Lalu di kejauhan dia melihat pasangan suami istri yang sedang mengajak bayi mereka yang barumur sekitar tiga tahun bermain. Mereka tampak bahagia, seolah ketika mereka bersama beban berat terangkat dari pundak mereka.

Hati Erin serasa di remas - remas melihat semua pemandangan ini. Apakah bahkan orang tuanya peduli padanya? Mereka hanya berpikir bahwa Erin membutuhkan uang mereka saja, tapi mereka tidak tahu kalau sebenarnya Erin juga membutuhkan kasih sayang mereka.

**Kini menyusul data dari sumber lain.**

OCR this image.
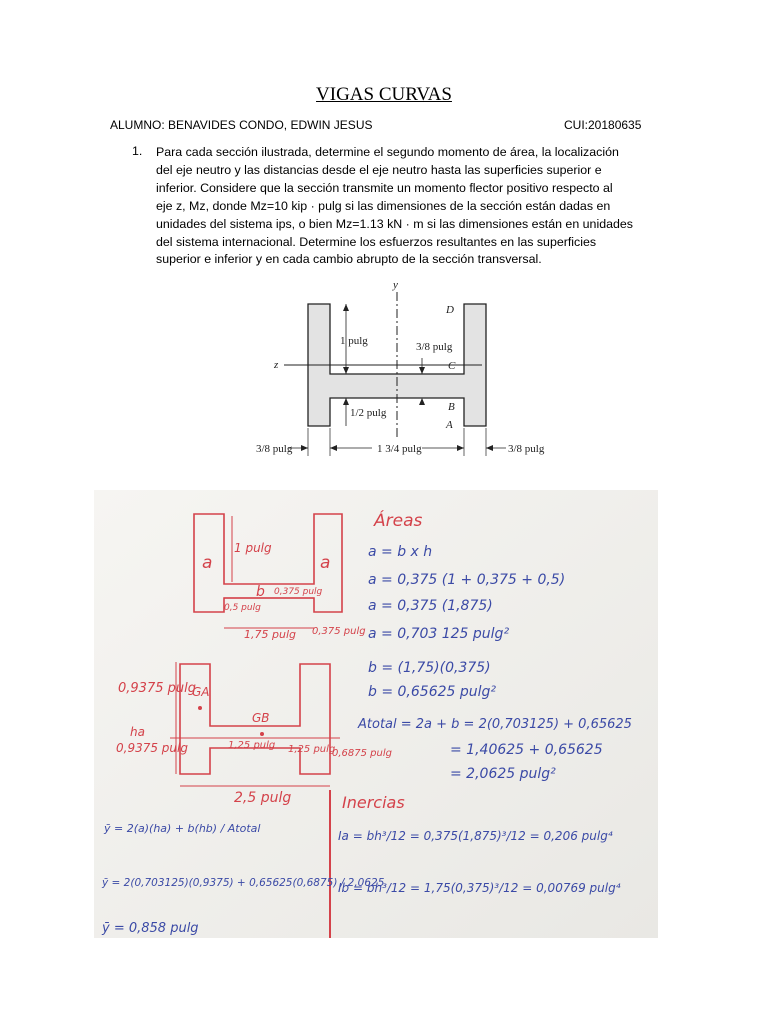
VIGAS CURVAS
ALUMNO: BENAVIDES CONDO, EDWIN JESUS	CUI:20180635
1. Para cada sección ilustrada, determine el segundo momento de área, la localización
del eje neutro y las distancias desde el eje neutro hasta las superficies superior e
inferior. Considere que la sección transmite un momento flector positivo respecto al
eje z, Mz, donde Mz=10 kip · pulg si las dimensiones de la sección están dadas en
unidades del sistema ips, o bien Mz=1.13 kN · m si las dimensiones están en unidades
del sistema internacional. Determine los esfuerzos resultantes en las superficies
superior e inferior y en cada cambio abrupto de la sección transversal.
y
z
D
C
B
A
1 pulg	3/8 pulg
1/2 pulg
3/8 pulg	1 3/4 pulg	3/8 pulg
a	a
b
1 pulg
0,375 pulg
0,5 pulg
1,75 pulg 0,375 pulg
GA
GB
0,9375 pulg
ha
0,9375 pulg	1,25 pulg 1,25 pulg
0,6875 pulg
2,5 pulg
Áreas
a = b x h
a = 0,375 (1 + 0,375 + 0,5)
a = 0,375 (1,875)
a = 0,703 125 pulg²
b = (1,75)(0,375)
b = 0,65625 pulg²
Atotal = 2a + b = 2(0,703125) + 0,65625
= 1,40625 + 0,65625
= 2,0625 pulg²
ȳ = 2(a)(ha) + b(hb) / Atotal
ȳ = 2(0,703125)(0,9375) + 0,65625(0,6875) / 2,0625
ȳ = 0,858 pulg
Inercias
Ia = bh³/12 = 0,375(1,875)³/12 = 0,206 pulg⁴
Ib = bh³/12 = 1,75(0,375)³/12 = 0,00769 pulg⁴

Papa dan mamanya bekerja hampir 24 jam setiap minggunya, tak pernah makan malam bersama, atau pergi bertamasya seperti keluarga lainnya, bahkan sulit bagi mereka hanya untuk sekedar duduk - duduk barang semenit sambil mengobrol atau tertawa, uang dan pekerjaan menjadi prioritas nomor satu di rumahnya. Semua orang terlalu sibuk dengan laptop dan juga gadget mereka.

Apa yang harus gue lalukan?

Tepat pada saat pertanyaan itu mengusik benaknya, seseorang duduk di sampingnya dengan tiba - tiba, gak ada basa basi semisal "Bangku ini kosong gak? Boleh gue duduk?" Gak ada tuh. Dia duduk saja begitu tanpa memperhatikan Erin yang kini melihat ke arahnya dengan pandangan bingung dan kaget.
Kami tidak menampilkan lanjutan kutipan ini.